Всего мы можем насчитать тут уже четырех: гость (это Лужин), сам Родион Романович, Разумихин и Зосимов.

Ой, нет, ошибочка. Там есть Настюша еще, ее прислала хозяйка – смилостивилась, предложила Раскольникову чаю попить.

Итого пять гостей. В маленькой, как шкаф, комнатенке. И как поместились?

Ну ладно, мы можем предположить, что Настасья стоит в дверях, но все равно. (Причем Настасья стоит всю эту сцену. Зачем? Чай пьет?)

А вот для чего.

Это закон сна. Маленькая комната никогда не бывает достаточно маленькой.

...Немного в сторону. Был такой поэт в XX веке – Ян Сатуновский.

У него есть сновидческое стихотворение про Великую Отечественную войну. Когда люди переговариваются шелестящими голосами.

* * *

Мама, мама,
когда мы будем дома?
Когда мы увидим
наш дорогой плебейский двор
и услышим
соседей наших разговор:

— Боже, мы так боялись,
мы так бежали,
а вы?
— А мы жили в Андижане,
а вы?
— А мы в Сибири,
а вы?
— А нас убили.

Мама,
так хочется уже быть дома,
чтоб всё, что было, прошло
и чтоб всё было хорошо.

У Достоевского часто происходит нечто подобное.

Все еще живы, но говорят, как во сне. Утрамбовывают собой пространство. Но пространство не утрамбовывается, а наоборот расширяется. Входит не Настасья Филипповна, входит сон. Собственно, он и есть главный герой в романе: границ между ним и реальностью в тексте практически нет. Даже когда Раскольников видит мещанина, обвинившего его в смерти старухи, он и тогда воспринимает его только как сновидение. Всё плывет, всё дрожит, всё троится.
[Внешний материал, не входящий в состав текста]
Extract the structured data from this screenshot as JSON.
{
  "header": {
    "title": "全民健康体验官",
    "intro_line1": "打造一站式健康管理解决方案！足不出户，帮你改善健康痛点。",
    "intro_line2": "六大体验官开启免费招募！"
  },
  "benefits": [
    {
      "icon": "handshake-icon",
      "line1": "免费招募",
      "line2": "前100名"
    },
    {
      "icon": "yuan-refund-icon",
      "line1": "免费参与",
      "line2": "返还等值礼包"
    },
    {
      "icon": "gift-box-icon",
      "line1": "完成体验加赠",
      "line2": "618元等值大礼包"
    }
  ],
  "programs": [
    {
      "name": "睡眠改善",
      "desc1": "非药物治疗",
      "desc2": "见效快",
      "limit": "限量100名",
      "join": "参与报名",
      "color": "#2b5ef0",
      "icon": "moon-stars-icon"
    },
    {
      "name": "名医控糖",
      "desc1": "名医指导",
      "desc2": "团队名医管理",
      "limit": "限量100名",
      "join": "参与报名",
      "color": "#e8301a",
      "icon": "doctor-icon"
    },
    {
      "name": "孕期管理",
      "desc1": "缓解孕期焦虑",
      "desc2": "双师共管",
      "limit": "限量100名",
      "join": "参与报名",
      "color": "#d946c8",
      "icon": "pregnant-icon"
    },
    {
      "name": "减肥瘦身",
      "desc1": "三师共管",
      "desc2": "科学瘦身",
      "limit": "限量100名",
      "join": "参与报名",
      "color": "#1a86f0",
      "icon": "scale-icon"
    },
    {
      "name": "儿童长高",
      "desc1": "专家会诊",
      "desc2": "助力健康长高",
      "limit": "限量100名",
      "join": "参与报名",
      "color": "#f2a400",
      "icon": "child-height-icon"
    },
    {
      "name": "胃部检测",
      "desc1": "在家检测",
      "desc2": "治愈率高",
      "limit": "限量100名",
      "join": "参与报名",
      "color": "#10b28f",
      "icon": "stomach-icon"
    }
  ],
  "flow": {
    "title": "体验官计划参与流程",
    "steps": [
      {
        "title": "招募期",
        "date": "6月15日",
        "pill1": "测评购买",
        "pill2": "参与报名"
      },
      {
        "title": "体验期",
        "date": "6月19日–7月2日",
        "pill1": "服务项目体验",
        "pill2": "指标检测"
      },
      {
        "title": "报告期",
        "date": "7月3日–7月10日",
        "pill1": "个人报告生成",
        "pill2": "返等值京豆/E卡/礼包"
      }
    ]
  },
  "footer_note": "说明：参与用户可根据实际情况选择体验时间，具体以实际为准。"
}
Сам Петербург в этом романе призрачен и фантастичен.

«Где ты, мамочка? – сказал однажды сын актрисы Джулии Ламберт, с которой и началось наше плавание. – Я тебя не вижу. Ау!»

Вот и мы в «Преступлении и наказании» никаких берегов не видим.

Помните первый сон Раскольникова (их, кстати, всего пять)? Когда он гуляет с отцом за городом – там душно, серо. И вдруг хохот, крики и драка. Пьяная толпа усаживается в телегу, и Миколка, хозяин телеги, начинает лупить лошадь.

Наконец, кто-то кричит: «Топором ее, чего! Покончить с ней разом...». Мальчик бросается к лошади, пытается ее защитить. «Обхватывает ее мертвую, окровавленную морду и целует ее, целует ее в глаза, в губы».

Раскольников тогда просыпается «весь в поту» и решает отказаться от убийства: «Неужели ж я в самом деле возьму топор, стану бить по голове, размозжу ей череп <...> Я ведь не вытерплю, не вытерплю».

Но нас сейчас интересуют не его метания. Во сне перед нами встает совершенно отвратительный погонщик Миколка. Он и забьет свою маленькую лошаденку до смерти.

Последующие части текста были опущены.